Caim
Numa fase tardia da adolescência, pertenci a um grupo de jovens católicos que se reunia, semanalmente, para problematizar, de forma literal, as situações com que se batiam diariamente e os desafios que lhes eram colocados pela actual sociedade laica.
Quando digo de forma literal , significa que invariavel e voluntariamente me encerrava todas as quartas-feiras à noite numa sala onde me exigiam que pusesse a nú os meus pensamentos, opiniões e episódios quotidianos; onde me era ordenado que aprofundasse e problematizasse as minhas escolhas e invariavelmente me levavam a concluir que a salvação terrena passa pela evangelização de terceiros.
Recordo, com um sorriso, o desconforto que antecediam aquelas reuniões e que via espelhado no rosto da minha amiga A. que me solicitava ajuda para inventar problemas e indecisões para que não lhe faltassem trunfos na discussão que se seguia.
Recordo, ainda, o sarcástico comentário do meu pai ateu todas a vezes que saía de casa para ir a essas reuniões: “Coitadinha, é jovem...não pensa!”.

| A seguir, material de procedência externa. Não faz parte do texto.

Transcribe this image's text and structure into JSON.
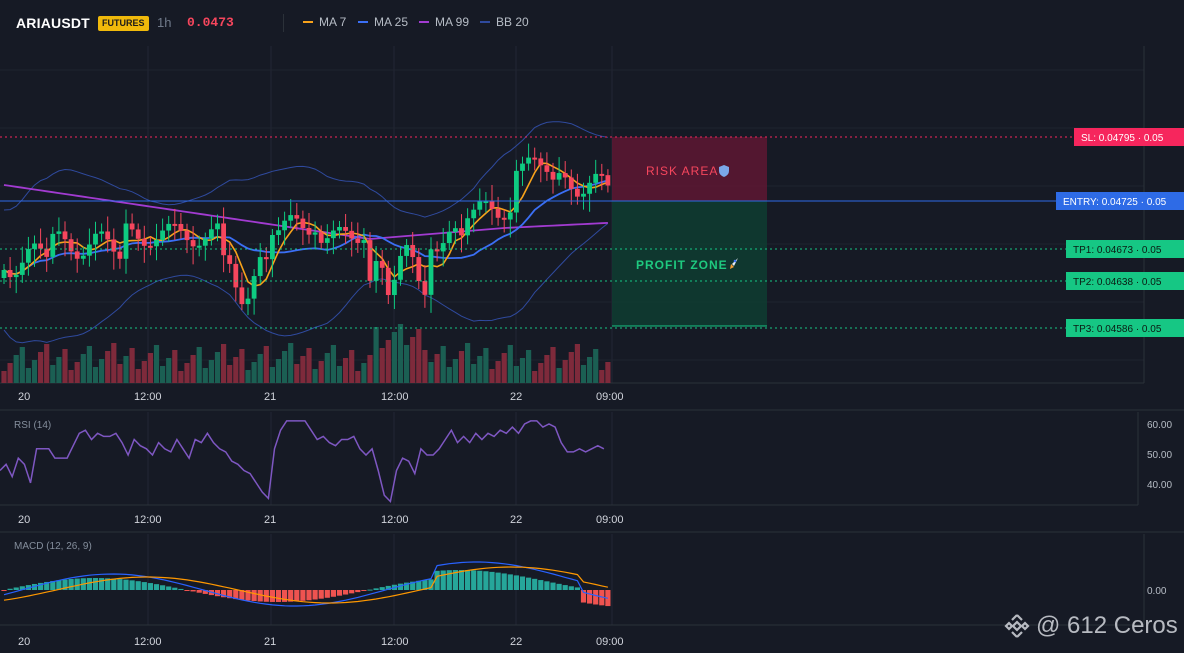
{
  "header": {
    "symbol": "ARIAUSDT",
    "badge": "FUTURES",
    "timeframe": "1h",
    "last_price": "0.0473",
    "legend": [
      {
        "label": "MA 7",
        "color": "#f7a21b"
      },
      {
        "label": "MA 25",
        "color": "#3b6ff5"
      },
      {
        "label": "MA 99",
        "color": "#a23bd1"
      },
      {
        "label": "BB 20",
        "color": "#2f4a9e"
      }
    ]
  },
  "trade": {
    "risk_label": "RISK AREA",
    "profit_label": "PROFIT ZONE",
    "levels": [
      {
        "label": "SL: 0.04795",
        "value": 0.04795,
        "qty": "0.05",
        "color": "#f6265d"
      },
      {
        "label": "ENTRY: 0.04725",
        "value": 0.04725,
        "qty": "0.05",
        "color": "#2e6be6"
      },
      {
        "label": "TP1: 0.04673",
        "value": 0.04673,
        "qty": "0.05",
        "color": "#16c784"
      },
      {
        "label": "TP2: 0.04638",
        "value": 0.04638,
        "qty": "0.05",
        "color": "#16c784"
      },
      {
        "label": "TP3: 0.04586",
        "value": 0.04586,
        "qty": "0.05",
        "color": "#16c784"
      }
    ]
  },
  "time_axis": [
    "20",
    "12:00",
    "21",
    "12:00",
    "22",
    "09:00"
  ],
  "rsi": {
    "title": "RSI (14)",
    "ticks": [
      "60.00",
      "50.00",
      "40.00"
    ],
    "values": [
      45,
      47,
      43,
      49,
      47,
      41,
      52,
      52,
      52,
      49,
      49,
      49,
      53,
      57,
      58,
      55,
      57,
      56,
      56,
      57,
      54,
      50,
      55,
      53,
      52,
      50,
      54,
      52,
      51,
      55,
      52,
      49,
      55,
      54,
      57,
      54,
      52,
      51,
      48,
      47,
      45,
      44,
      41,
      38,
      36,
      52,
      58,
      61,
      61,
      61,
      61,
      58,
      55,
      56,
      54,
      53,
      55,
      55,
      56,
      52,
      50,
      52,
      45,
      37,
      35,
      45,
      49,
      48,
      44,
      52,
      50,
      50,
      52,
      55,
      58,
      54,
      56,
      54,
      57,
      55,
      57,
      56,
      58,
      57,
      59,
      57,
      60,
      61,
      61,
      59,
      60,
      59,
      54,
      51,
      51,
      52,
      51,
      52,
      53,
      52
    ]
  },
  "macd": {
    "title": "MACD (12, 26, 9)",
    "tick": "0.00"
  },
  "watermark": "@ 612 Ceros"
}
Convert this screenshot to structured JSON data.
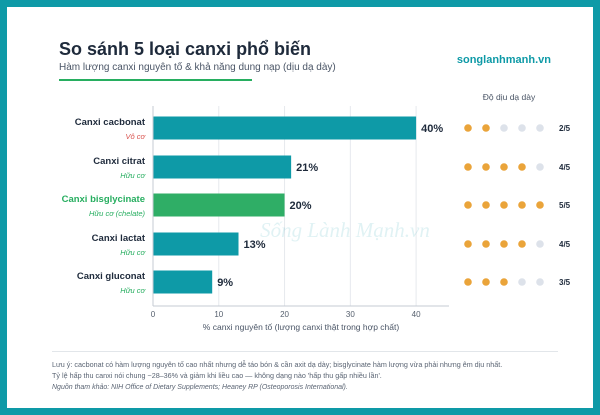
{
  "header": {
    "title": "So sánh 5 loại canxi phổ biến",
    "subtitle": "Hàm lượng canxi nguyên tố & khả năng dung nạp (dịu dạ dày)",
    "brand": "songlanhmanh.vn"
  },
  "watermark": "Sống Lành Mạnh.vn",
  "colors": {
    "bar_default": "#0e9aa7",
    "bar_highlight": "#2fae66",
    "dot_on": "#eaa43a",
    "dot_off": "#dde2ea",
    "category_inorganic": "#d9534f",
    "category_organic": "#27ae60",
    "frame": "#0e9aa7"
  },
  "chart_data": {
    "type": "bar",
    "orientation": "horizontal",
    "categories": [
      "Canxi cacbonat",
      "Canxi citrat",
      "Canxi bisglycinate",
      "Canxi lactat",
      "Canxi gluconat"
    ],
    "sublabels": [
      "Vô cơ",
      "Hữu cơ",
      "Hữu cơ (chelate)",
      "Hữu cơ",
      "Hữu cơ"
    ],
    "values": [
      40,
      21,
      20,
      13,
      9
    ],
    "value_labels": [
      "40%",
      "21%",
      "20%",
      "13%",
      "9%"
    ],
    "highlight_index": 2,
    "xlabel": "% canxi nguyên tố (lượng canxi thật trong hợp chất)",
    "xlim": [
      0,
      45
    ],
    "xticks": [
      0,
      10,
      20,
      30,
      40
    ],
    "grid": true,
    "tolerance": {
      "title": "Độ dịu dạ dày",
      "max": 5,
      "scores": [
        2,
        4,
        5,
        4,
        3
      ],
      "labels": [
        "2/5",
        "4/5",
        "5/5",
        "4/5",
        "3/5"
      ]
    }
  },
  "notes": {
    "line1": "Lưu ý: cacbonat có hàm lượng nguyên tố cao nhất nhưng dễ táo bón & cần axit dạ dày; bisglycinate hàm lượng vừa phải nhưng êm dịu nhất.",
    "line2": "Tỷ lệ hấp thu canxi nói chung ~28–36% và giảm khi liều cao — không dạng nào 'hấp thu gấp nhiều lần'.",
    "source": "Nguồn tham khảo: NIH Office of Dietary Supplements; Heaney RP (Osteoporosis International)."
  }
}
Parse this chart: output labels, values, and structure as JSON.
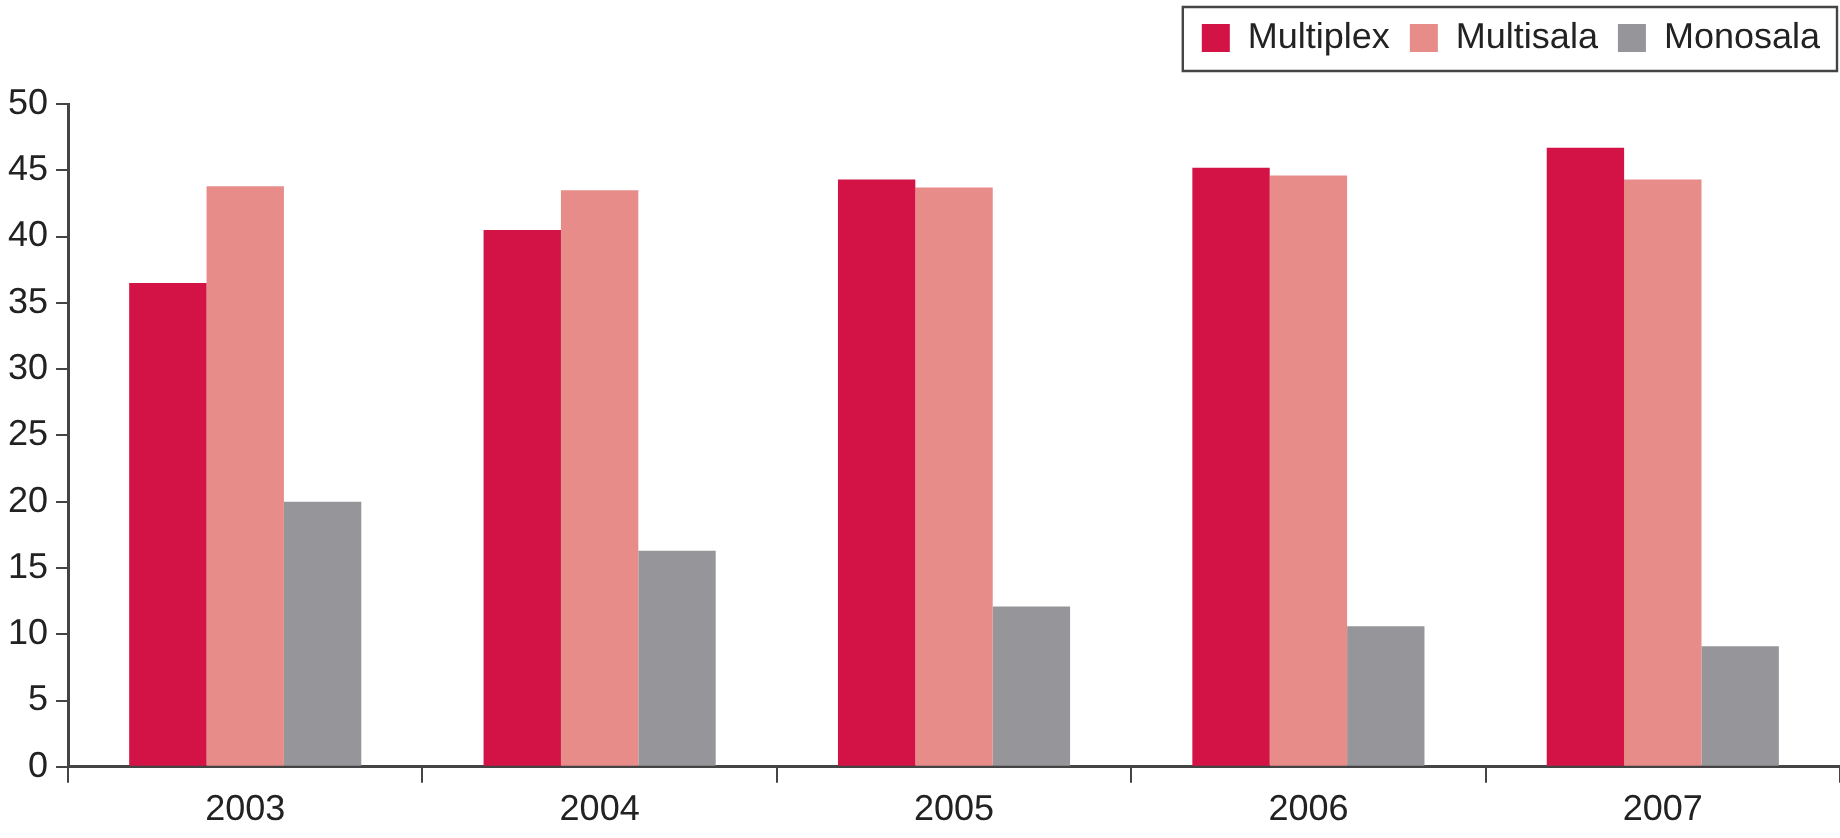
{
  "chart_data": {
    "type": "bar",
    "categories": [
      "2003",
      "2004",
      "2005",
      "2006",
      "2007"
    ],
    "series": [
      {
        "name": "Multiplex",
        "color": "#d31245",
        "values": [
          36.5,
          40.5,
          44.3,
          45.2,
          46.7
        ]
      },
      {
        "name": "Multisala",
        "color": "#e78c89",
        "values": [
          43.8,
          43.5,
          43.7,
          44.6,
          44.3
        ]
      },
      {
        "name": "Monosala",
        "color": "#96969a",
        "values": [
          20,
          16.3,
          12.1,
          10.6,
          9.1
        ]
      }
    ],
    "ylim": [
      0,
      50
    ],
    "yticks": [
      0,
      5,
      10,
      15,
      20,
      25,
      30,
      35,
      40,
      45,
      50
    ],
    "grid": false,
    "legend": "top right"
  }
}
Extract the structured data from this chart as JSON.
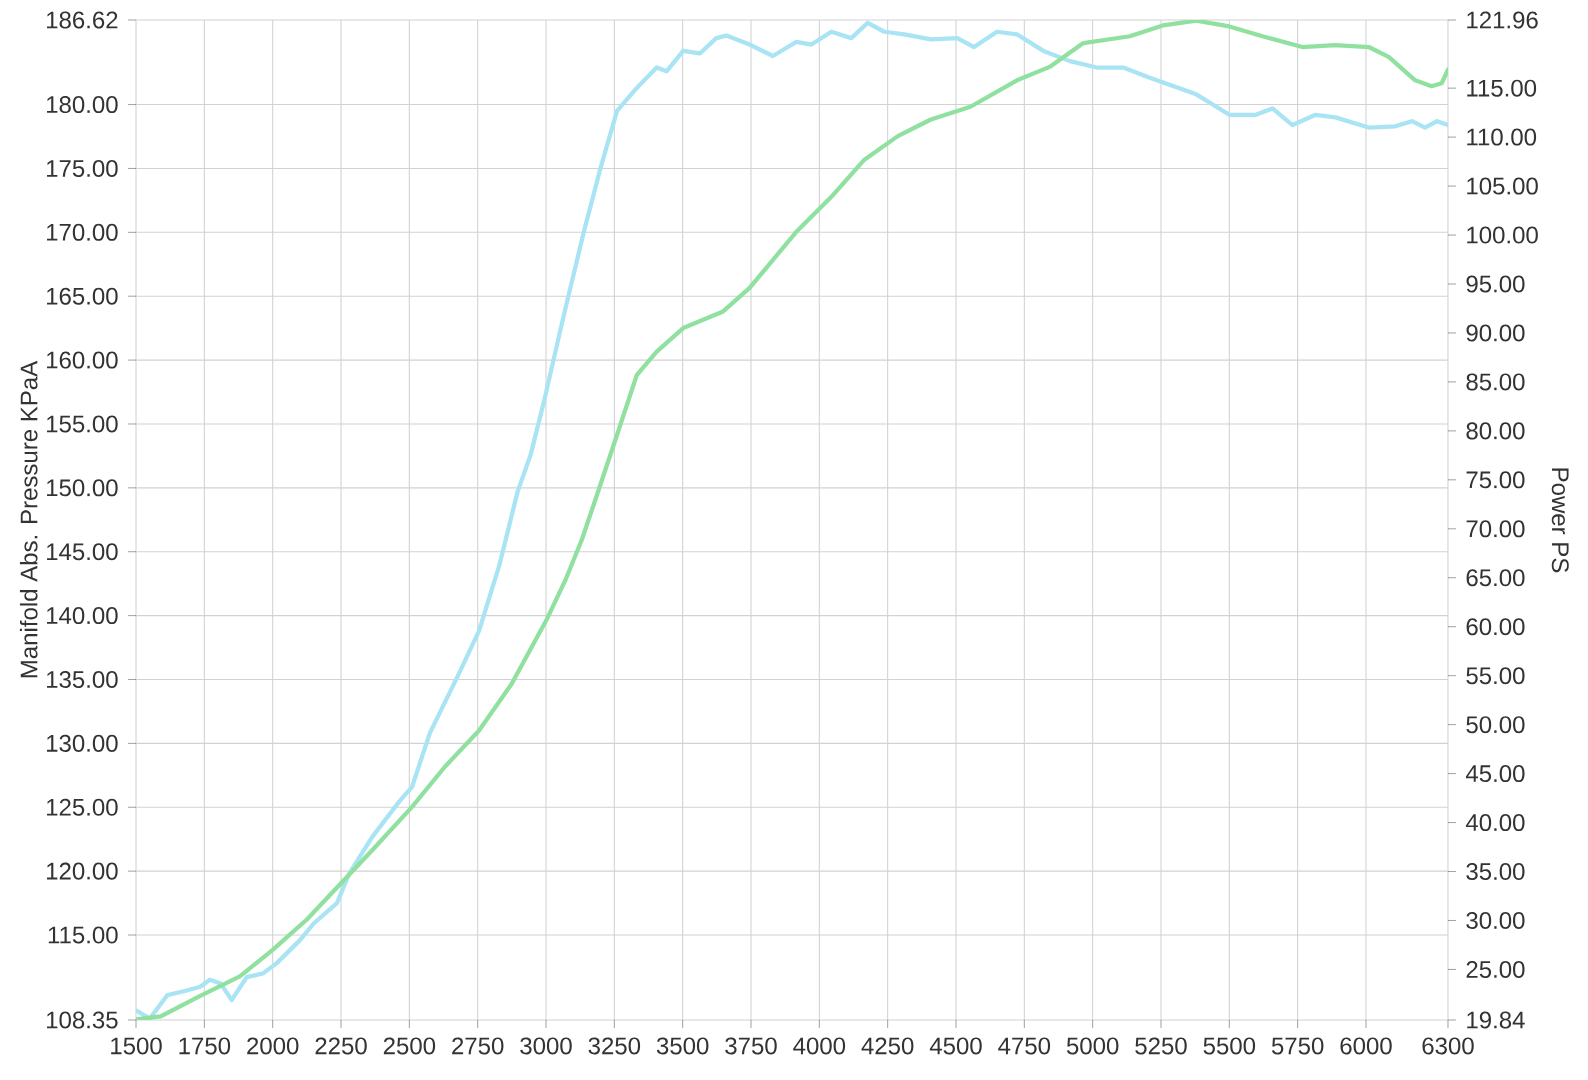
{
  "chart_data": {
    "type": "line",
    "ylabel": "Manifold Abs. Pressure KPaA",
    "y2label": "Power PS",
    "xlim": [
      1500,
      6300
    ],
    "xticks": [
      1500,
      1750,
      2000,
      2250,
      2500,
      2750,
      3000,
      3250,
      3500,
      3750,
      4000,
      4250,
      4500,
      4750,
      5000,
      5250,
      5500,
      5750,
      6000,
      6300
    ],
    "ylim": [
      108.35,
      186.62
    ],
    "yticks": [
      108.35,
      {
        "value": 115,
        "label": "115.00"
      },
      {
        "value": 120,
        "label": "120.00"
      },
      {
        "value": 125,
        "label": "125.00"
      },
      {
        "value": 130,
        "label": "130.00"
      },
      {
        "value": 135,
        "label": "135.00"
      },
      {
        "value": 140,
        "label": "140.00"
      },
      {
        "value": 145,
        "label": "145.00"
      },
      {
        "value": 150,
        "label": "150.00"
      },
      {
        "value": 155,
        "label": "155.00"
      },
      {
        "value": 160,
        "label": "160.00"
      },
      {
        "value": 165,
        "label": "165.00"
      },
      {
        "value": 170,
        "label": "170.00"
      },
      {
        "value": 175,
        "label": "175.00"
      },
      {
        "value": 180,
        "label": "180.00"
      },
      186.62
    ],
    "y2lim": [
      19.84,
      121.96
    ],
    "y2ticks": [
      19.84,
      {
        "value": 25,
        "label": "25.00"
      },
      {
        "value": 30,
        "label": "30.00"
      },
      {
        "value": 35,
        "label": "35.00"
      },
      {
        "value": 40,
        "label": "40.00"
      },
      {
        "value": 45,
        "label": "45.00"
      },
      {
        "value": 50,
        "label": "50.00"
      },
      {
        "value": 55,
        "label": "55.00"
      },
      {
        "value": 60,
        "label": "60.00"
      },
      {
        "value": 65,
        "label": "65.00"
      },
      {
        "value": 70,
        "label": "70.00"
      },
      {
        "value": 75,
        "label": "75.00"
      },
      {
        "value": 80,
        "label": "80.00"
      },
      {
        "value": 85,
        "label": "85.00"
      },
      {
        "value": 90,
        "label": "90.00"
      },
      {
        "value": 95,
        "label": "95.00"
      },
      {
        "value": 100,
        "label": "100.00"
      },
      {
        "value": 105,
        "label": "105.00"
      },
      {
        "value": 110,
        "label": "110.00"
      },
      {
        "value": 115,
        "label": "115.00"
      },
      121.96
    ],
    "grid": true,
    "series": [
      {
        "color": "#a8e4f4",
        "axis": "y",
        "x": [
          1500,
          1550,
          1615,
          1675,
          1735,
          1770,
          1810,
          1850,
          1905,
          1965,
          2015,
          2100,
          2150,
          2235,
          2280,
          2365,
          2465,
          2510,
          2575,
          2680,
          2755,
          2830,
          2896,
          2944,
          2993,
          3065,
          3138,
          3199,
          3260,
          3332,
          3405,
          3441,
          3502,
          3563,
          3623,
          3660,
          3745,
          3830,
          3915,
          3971,
          4044,
          4117,
          4177,
          4238,
          4311,
          4408,
          4505,
          4566,
          4650,
          4723,
          4820,
          4917,
          5015,
          5112,
          5209,
          5379,
          5500,
          5597,
          5658,
          5731,
          5816,
          5888,
          6010,
          6107,
          6168,
          6216,
          6260,
          6300
        ],
        "values": [
          109.1,
          108.45,
          110.3,
          110.6,
          110.95,
          111.5,
          111.2,
          109.9,
          111.7,
          112.0,
          112.8,
          114.6,
          115.9,
          117.5,
          119.8,
          122.7,
          125.5,
          126.6,
          130.8,
          135.4,
          138.8,
          144.0,
          149.7,
          152.6,
          156.8,
          163.5,
          170.0,
          175.0,
          179.5,
          181.3,
          182.9,
          182.6,
          184.2,
          184.0,
          185.2,
          185.4,
          184.7,
          183.8,
          184.9,
          184.7,
          185.7,
          185.2,
          186.4,
          185.7,
          185.5,
          185.1,
          185.2,
          184.5,
          185.7,
          185.5,
          184.2,
          183.4,
          182.9,
          182.9,
          182.1,
          180.8,
          179.2,
          179.2,
          179.7,
          178.4,
          179.2,
          179.0,
          178.2,
          178.3,
          178.7,
          178.2,
          178.7,
          178.4
        ]
      },
      {
        "color": "#90e0a0",
        "axis": "y2",
        "x": [
          1500,
          1590,
          1735,
          1880,
          2000,
          2125,
          2250,
          2365,
          2510,
          2630,
          2755,
          2875,
          3000,
          3070,
          3130,
          3187,
          3260,
          3332,
          3405,
          3502,
          3648,
          3745,
          3915,
          4044,
          4165,
          4287,
          4408,
          4553,
          4723,
          4845,
          4966,
          5136,
          5257,
          5379,
          5500,
          5621,
          5767,
          5888,
          6010,
          6083,
          6180,
          6240,
          6277,
          6300
        ],
        "values": [
          19.9,
          20.2,
          22.3,
          24.3,
          27.0,
          30.1,
          33.8,
          37.2,
          41.6,
          45.7,
          49.4,
          54.2,
          60.6,
          64.7,
          68.8,
          73.5,
          79.6,
          85.7,
          88.1,
          90.5,
          92.2,
          94.6,
          100.3,
          103.9,
          107.7,
          110.1,
          111.8,
          113.1,
          115.8,
          117.2,
          119.6,
          120.3,
          121.4,
          121.9,
          121.3,
          120.3,
          119.2,
          119.4,
          119.2,
          118.2,
          115.8,
          115.2,
          115.5,
          116.9
        ]
      }
    ]
  }
}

Paradoxalmente, Saramago , cuja obra continuo apenas a conhecer de forma muita incipiente, e a sua mais recente polémica, traz-me à memória a minha antiga proximidade cristã, pois à semelhança do que sucedia naquela altura, a sua aparente necessidade de problematização e a inevitável e redutora rejeição preliminar do catolicismo, conduzem-me a um estado de extremismo, com o qual nenhum ser adulto esclarecido e racional se pode e deve conformar.
À semelhança do que sucedia na facção católica, parece-me que Saramago encara as questões de forma demasiado séria , para delas extrair verdades absolutas e conclusões demolidoras que o parece conduzir a uma espécie de evangelização encapuzada, destinada a convencer os restantes da idiotice abismal que é o catolicismo.
Jamais colocando em causa a inteligência do premiado escritor e esclarecendo que hoje em dia não me posso, por uma questão de coerência, apelidar-me de católica, prefiro, por respeito à obra e à pessoa, acreditar que as palavras proferidas no lançamento de “Caim”, não passam de um desabafo inconsequente e de uma já não inovadora estratégia comercial, capaz de colocar o livro nas mãos de quem o conhece e de quem nem por isso.
Por outro lado, uma brilhante amiga comentava no outro dia que no seu entender José Saramago não passava de um grande sádico que com a sua escrita controversa e imaginação violenta, proporciona verdadeiros momentos de sofrimento aos seus leitores, dificultando-lhes uma tarefa que é suposta ser prazeirosa: ler. Não sei se concordo com a minha amiga, mas a julgar pela sua persistência nos temas católicos e considerando a sua aversão por aquela religião, não há dúvida que o masoquismo só pode ser apreciado pelo Nobel português.